Agriculture Secretary Richard E. Lyng opposes the program, but says his hands are tied. Each year, the secretary must set the quota by computing the ratio of U.S. production to consumer demand, which has been shrinking for a decade.
American producers satisfy the bulk of the demand, and imports are left with the dwindling portion unmet by American sugar growers.
On Dec. 15, Lyng announced that 750,000 tons of sugar will be permitted to enter this country next year, the lowest level in 113 years. The Reagan administration has been required to slash imports by 75 percent since 1984.
Commercial sugar customers, like confectioners, oppose the quota, since it limits their ability to buy cheap sugar.
"It just isn't fair," said Tad Van Leer of Van Leer Chocolates in Hoboken, N.J. The 45-year-old company, which employs 100, has considered moving some of its sugar-dependent production to Canada.
"We don't mind competing, but let us compete evenly," Van Leer said.
The program enjoys the support of a broad congressional coalition of lawmakers with agricultural constituents. In addition to sugar-cane states, such as Hawaii and Louisiana, the system is favored by growers of sugar beets in North Dakota and Minnesota.
Other lawmakers, seeking help for their favorite crops, have also voted to keep the sugar price up.
The coalition has forged an alliance with producers of corn sweeteners, which have all but replaced sugar in soft drinks. Propped up sugar prices have allowed producers of the cheaper corn sweeteners to raise their prices, too.

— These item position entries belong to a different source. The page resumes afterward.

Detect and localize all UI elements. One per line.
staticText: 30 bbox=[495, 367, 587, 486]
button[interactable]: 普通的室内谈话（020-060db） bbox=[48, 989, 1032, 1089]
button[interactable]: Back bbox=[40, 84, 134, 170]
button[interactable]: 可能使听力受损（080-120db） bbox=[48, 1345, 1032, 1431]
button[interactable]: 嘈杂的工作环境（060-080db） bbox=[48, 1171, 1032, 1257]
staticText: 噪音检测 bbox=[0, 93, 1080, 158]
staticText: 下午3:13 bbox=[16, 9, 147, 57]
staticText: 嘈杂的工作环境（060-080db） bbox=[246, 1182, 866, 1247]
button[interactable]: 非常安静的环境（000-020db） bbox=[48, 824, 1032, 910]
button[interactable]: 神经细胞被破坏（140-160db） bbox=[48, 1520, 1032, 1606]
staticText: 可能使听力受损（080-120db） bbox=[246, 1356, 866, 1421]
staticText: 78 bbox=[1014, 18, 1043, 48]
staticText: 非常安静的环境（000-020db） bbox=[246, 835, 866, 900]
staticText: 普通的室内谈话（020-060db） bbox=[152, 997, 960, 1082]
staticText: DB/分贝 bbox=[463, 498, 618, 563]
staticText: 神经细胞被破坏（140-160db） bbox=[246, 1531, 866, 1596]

Even with the government's help, sugar growers say they are unable to make substantial profits.
Eiler Ravnholt, vice president of the Hawaiian Sugar Planters Association, says sugar farmers are getting anything but a guaranteed profit.
Like other farmers, Ravnholt said, cane growers are subject to volatile conditions beyond their control. In Hawaii, just the cost of shipping sugar to the mainland is often enough to eat away profits, he said.
"We're just barely hanging on," he said. Ravnholt said Hawaiian cane growers have cut back their total acreage from 240,000 in 1974 to 185,000.